After spontaneously booking tickets for a go-around in Europe last week, I began to do my research. I furiously Googled Ireland, Italy, the South of France, and basically everywhere in the world I’ve ever wanted to go. When I dig into research, I dig in deep. I found a million and one self-identified experts on these locations. None of them had the credentials to back them up, touting only a few days here or there in each place.

So I did the unthinkable: I cracked open an old-school travel book. Like, with hotel ratings and shit. And I got exactly what I needed. A little bit of expertise.

And it taught me a great lesson for both writing and life. Never, ever assume that you know something until you’ve seen it, experienced it, tasted it, or felt it yourself. And even then, question everything. Never tell others where to go or what to do. Instead, inspire them to go and do something in the first place.

And I did feel inspired. I realized how wrong it was for me to bitch and moan about not being able to travel these past few years, when my back yard is literally a tourist destination. There are thousands of miles of land to explore, and I’ve stuck to a very small section of it.

That’s about to change.

I started small. A trip down to Whittier, one of my favorite crappy little seaside towns.

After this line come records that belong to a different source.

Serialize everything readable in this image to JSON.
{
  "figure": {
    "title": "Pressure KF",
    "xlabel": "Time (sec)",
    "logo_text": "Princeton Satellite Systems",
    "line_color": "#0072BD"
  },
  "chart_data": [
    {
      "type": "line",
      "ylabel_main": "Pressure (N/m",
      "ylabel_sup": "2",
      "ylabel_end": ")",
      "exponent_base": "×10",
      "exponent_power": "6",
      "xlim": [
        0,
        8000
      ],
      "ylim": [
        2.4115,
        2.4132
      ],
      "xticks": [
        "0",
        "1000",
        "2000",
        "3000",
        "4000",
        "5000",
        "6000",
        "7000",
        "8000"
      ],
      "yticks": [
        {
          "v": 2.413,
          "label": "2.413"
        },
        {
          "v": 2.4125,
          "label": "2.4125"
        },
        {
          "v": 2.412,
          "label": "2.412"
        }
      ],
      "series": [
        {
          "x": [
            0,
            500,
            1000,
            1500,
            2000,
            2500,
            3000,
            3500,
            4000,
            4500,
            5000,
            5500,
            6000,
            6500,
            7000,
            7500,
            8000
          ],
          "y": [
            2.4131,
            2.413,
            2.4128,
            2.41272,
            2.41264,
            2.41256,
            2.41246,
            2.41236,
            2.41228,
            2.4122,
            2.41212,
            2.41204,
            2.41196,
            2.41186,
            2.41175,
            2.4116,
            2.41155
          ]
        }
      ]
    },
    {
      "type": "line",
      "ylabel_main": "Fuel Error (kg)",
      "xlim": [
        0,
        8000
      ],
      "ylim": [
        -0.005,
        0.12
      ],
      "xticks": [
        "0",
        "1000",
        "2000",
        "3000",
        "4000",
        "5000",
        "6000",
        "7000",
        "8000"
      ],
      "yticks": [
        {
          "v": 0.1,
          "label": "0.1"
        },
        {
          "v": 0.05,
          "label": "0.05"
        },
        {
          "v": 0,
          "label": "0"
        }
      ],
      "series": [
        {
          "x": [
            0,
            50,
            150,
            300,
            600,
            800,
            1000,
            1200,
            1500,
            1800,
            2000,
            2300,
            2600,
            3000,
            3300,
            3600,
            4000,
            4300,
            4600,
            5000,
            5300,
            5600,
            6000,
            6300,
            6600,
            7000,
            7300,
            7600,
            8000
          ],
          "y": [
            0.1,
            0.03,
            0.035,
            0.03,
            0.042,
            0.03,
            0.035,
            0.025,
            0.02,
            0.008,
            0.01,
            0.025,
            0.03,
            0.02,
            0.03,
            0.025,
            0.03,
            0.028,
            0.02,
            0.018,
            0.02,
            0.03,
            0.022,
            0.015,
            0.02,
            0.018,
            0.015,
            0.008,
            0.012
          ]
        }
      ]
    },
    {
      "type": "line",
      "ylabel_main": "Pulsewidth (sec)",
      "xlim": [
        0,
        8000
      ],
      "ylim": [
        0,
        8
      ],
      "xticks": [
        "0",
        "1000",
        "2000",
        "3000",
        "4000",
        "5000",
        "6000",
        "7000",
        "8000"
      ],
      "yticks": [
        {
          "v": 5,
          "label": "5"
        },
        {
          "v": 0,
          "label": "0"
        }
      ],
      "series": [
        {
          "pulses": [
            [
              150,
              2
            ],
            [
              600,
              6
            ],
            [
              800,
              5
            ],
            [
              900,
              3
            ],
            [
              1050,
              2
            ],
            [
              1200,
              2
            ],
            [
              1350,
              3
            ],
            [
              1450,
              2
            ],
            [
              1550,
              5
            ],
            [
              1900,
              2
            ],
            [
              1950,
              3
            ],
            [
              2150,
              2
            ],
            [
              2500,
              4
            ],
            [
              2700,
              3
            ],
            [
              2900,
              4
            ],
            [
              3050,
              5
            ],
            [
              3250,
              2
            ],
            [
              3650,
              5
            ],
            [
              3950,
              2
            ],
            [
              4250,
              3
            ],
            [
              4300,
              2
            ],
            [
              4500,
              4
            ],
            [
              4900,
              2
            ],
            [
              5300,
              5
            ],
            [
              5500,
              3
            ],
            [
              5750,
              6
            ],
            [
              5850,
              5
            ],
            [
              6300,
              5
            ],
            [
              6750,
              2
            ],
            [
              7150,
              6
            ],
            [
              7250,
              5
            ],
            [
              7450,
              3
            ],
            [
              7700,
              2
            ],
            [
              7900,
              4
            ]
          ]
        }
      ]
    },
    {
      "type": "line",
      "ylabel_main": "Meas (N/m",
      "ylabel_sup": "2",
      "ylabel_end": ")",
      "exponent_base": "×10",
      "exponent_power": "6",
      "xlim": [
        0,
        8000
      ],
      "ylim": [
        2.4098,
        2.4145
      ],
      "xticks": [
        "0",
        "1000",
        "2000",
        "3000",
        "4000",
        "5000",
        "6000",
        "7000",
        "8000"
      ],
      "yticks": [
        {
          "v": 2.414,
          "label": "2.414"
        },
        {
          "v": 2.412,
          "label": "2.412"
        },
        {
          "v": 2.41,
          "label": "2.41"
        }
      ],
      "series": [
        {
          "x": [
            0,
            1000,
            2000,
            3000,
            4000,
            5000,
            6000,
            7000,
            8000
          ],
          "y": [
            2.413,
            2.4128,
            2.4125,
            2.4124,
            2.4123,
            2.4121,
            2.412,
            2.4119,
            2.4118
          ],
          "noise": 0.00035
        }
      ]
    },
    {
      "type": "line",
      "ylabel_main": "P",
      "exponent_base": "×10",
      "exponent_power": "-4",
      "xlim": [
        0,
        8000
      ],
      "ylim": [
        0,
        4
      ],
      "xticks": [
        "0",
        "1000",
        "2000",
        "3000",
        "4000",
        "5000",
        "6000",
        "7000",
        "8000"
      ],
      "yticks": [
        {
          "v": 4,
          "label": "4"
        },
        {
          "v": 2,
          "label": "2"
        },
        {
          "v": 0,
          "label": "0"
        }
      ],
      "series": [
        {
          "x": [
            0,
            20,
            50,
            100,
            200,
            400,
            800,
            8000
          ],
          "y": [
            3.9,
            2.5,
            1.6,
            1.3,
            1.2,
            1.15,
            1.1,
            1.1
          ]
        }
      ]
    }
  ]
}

Alaska’s full of them, and Whittier is the crappiest in the best way possible. I climbed up to the window of an abandoned building. Actually, I made The Fiance reluctantly agree to climb up to the window (for, you know, science). Here, you can see him questioning how much he really loves me.

I stood on the docks and let the wind whip my face, felt the heavy rain pour down on me, and smelled the fresh fish being pulled in from the water. I wandered aimlessly for hours, with no itinerary, watching the residents of the town come and go around me. And I felt glad to be alive, and to be here, in this moment, in this place.

So no. I’m not an expert. But I hope to be someday, and this summer is the beginning of it all. I’m putting in the legwork and paying the exorbitant gas prices to make it happen. I’m giving Alaska the voice and the visual platform it’s always deserved.

How many times have I wished that a writer would dedicate blog posts to Alaska?

The answer is, a lot of times.

Now I’m going to be the one doing it. And that, in itself, is a dream come true.